De ce que nous avons pu observer chez nos clients, c’est avant tout un intérêt pour le profil de rendement de cette stratégie qui évite de gros «draw down». Ensuite, la partie marchés privés, où la recherche d’opportunités et leur exécution ont une dimension entrepreneuriale qui est familière à un large segment de clients. Le rendement n’est que peu lié à l’environnement macro-économique mais repose sur le travail de nos équipes. Quant à la nouvelle génération, elle considère que le raisonnement derrière la construction de leur portefeuille doit avoir ce côté entrepreneurial. J’ai l’exemple d’une revue de portefeuille avec un client, au cours de laquelle 80% de ses questions portaient sur une transaction immobilière à l’étranger qui pourtant ne représentait que 2% de son portefeuille. Il se sentait valorisé par la conversation, car c’est ce sujet qui l’intéressait, même si le rendement total du portefeuille n’en était guère affecté.

Est-ce que vos frais de gestion dépassent ceux du modèle traditionnel?

Notre «pricing» est adapté aux standards suisses, mais il est inférieur à la valeur et la complexité de notre offre. La capacité à lisser les rendements et à réduire les pertes à une valeur. Nos Management fees (mandats de gestion Wealth Management) vont de 0,5 à 0,75% selon la taille du compte. Aujourd’hui, je dirais qu’il mériterait 1,5% + 10% de la surperformance, ce qui serait conforme aux pratiques américaines.

Quelles sont les perspectives de votre industrie?

Je pense en général que le futur de notre industrie est extraordinaire. Le futur de la gestion ne se limitera pas à la réglementation et à la digitalisation. La nouvelle génération d’investisseurs aura une relation complètement différente avec les gestionnaires externes, aussi bien en termes de besoins que de communication.

Ils veulent investir dans des histoires, savoir ce qu’ils font avec leur argent et pourquoi. Ils veulent être dans les nouvelles technologies, dans le Private Equity. Ils veulent que leur capital ne soit pas que monétaire mais aussi productif et crée du sens. Ils sont orientés à long terme, veulent être accompagnés dans leur vie d’entrepreneur et dans le conseil, la gouvernance et les projets philanthropiques de leur famille. Le concept d’épargne de nos parents est fini.

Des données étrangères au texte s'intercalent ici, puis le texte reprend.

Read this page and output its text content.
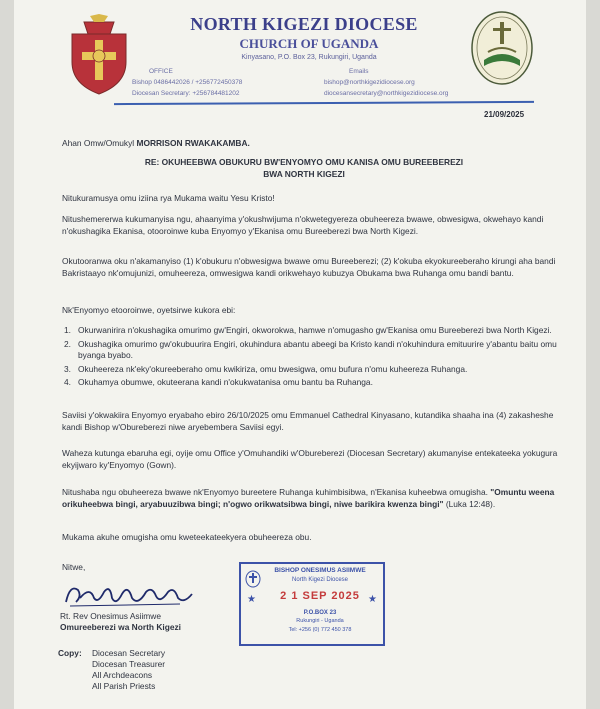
NORTH KIGEZI DIOCESE
CHURCH OF UGANDA
Kinyasano, P.O. Box 23, Rukungiri, Uganda
OFFICE	Emails
Bishop 0486442026 / +256772450378
Diocesan Secretary: +256784481202
bishop@northkigezidiocese.org
diocesansecretary@northkigezidiocese.org
21/09/2025
Ahan Omw/Omukyl MORRISON RWAKAKAMBA.
RE: OKUHEEBWA OBUKURU BW'ENYOMYO OMU KANISA OMU BUREEBEREZI
BWA NORTH KIGEZI
Nitukuramusya omu iziina rya Mukama waitu Yesu Kristo!
Nitushemererwa kukumanyisa ngu, ahaanyima y'okushwijuma n'okwetegyereza obuheereza bwawe, obwesigwa, okwehayo kandi n'okushagika Ekanisa, otooroinwe kuba Enyomyo y'Ekanisa omu Bureeberezi bwa North Kigezi.
Okutooranwa oku n'akamanyiso (1) k'obukuru n'obwesigwa bwawe omu Bureeberezi; (2) k'okuba ekyokureeberaho kirungi aha bandi Bakristaayo nk'omujunizi, omuheereza, omwesigwa kandi orikwehayo kubuzya Obukama bwa Ruhanga omu bandi bantu.
Nk'Enyomyo etooroinwe, oyetsirwe kukora ebi:
1. Okurwanirira n'okushagika omurimo gw'Engiri, okworokwa, hamwe n'omugasho gw'Ekanisa omu Bureeberezi bwa North Kigezi.
2. Okushagika omurimo gw'okubuurira Engiri, okuhindura abantu abeegi ba Kristo kandi n'okuhindura emituurire y'abantu baitu omu byanga byabo.
3. Okuheereza nk'eky'okureeberaho omu kwikiriza, omu bwesigwa, omu bufura n'omu kuheereza Ruhanga.
4. Okuhamya obumwe, okuteerana kandi n'okukwatanisa omu bantu ba Ruhanga.
Saviisi y'okwakiira Enyomyo eryabaho ebiro 26/10/2025 omu Emmanuel Cathedral Kinyasano, kutandika shaaha ina (4) zakasheshe kandi Bishop w'Obureberezi niwe aryebembera Saviisi egyi.
Waheza kutunga ebaruha egi, oyije omu Office y'Omuhandiki w'Obureberezi (Diocesan Secretary) akumanyise entekateeka yokugura ekyijwaro ky'Enyomyo (Gown).
Nitushaba ngu obuheereza bwawe nk'Enyomyo bureetere Ruhanga kuhimbisibwa, n'Ekanisa kuheebwa omugisha. "Omuntu weena orikuheebwa bingi, aryabuuzibwa bingi; n'ogwo orikwatsibwa bingi, niwe barikira kwenza bingi" (Luka 12:48).
Mukama akuhe omugisha omu kweteekateekyera obuheereza obu.
Nitwe,
Rt. Rev Onesimus Asiimwe
Omureeberezi wa North Kigezi
BISHOP ONESIMUS ASIIMWE
North Kigezi Diocese
2 1 SEP 2025
★	★
P.O.BOX 23
Rukungiri - Uganda
Tel: +256 (0) 772 450 378
Copy: Diocesan Secretary
Diocesan Treasurer
All Archdeacons
All Parish Priests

Quel sera votre principal chantier en 2023?

Nous avons obtenu en toute fin d’année 2022 notre licence de gestionnaire en placements collectifs, directement supervisés par la Finma. Grâce à cette nouvelle licence, 2023 sera l’année de l’expansion et du développement de notre Asset Management, à partir de Genève, avec des solutions d’investissements illiquides inédites. Nous pourrons vous en parler prochainement.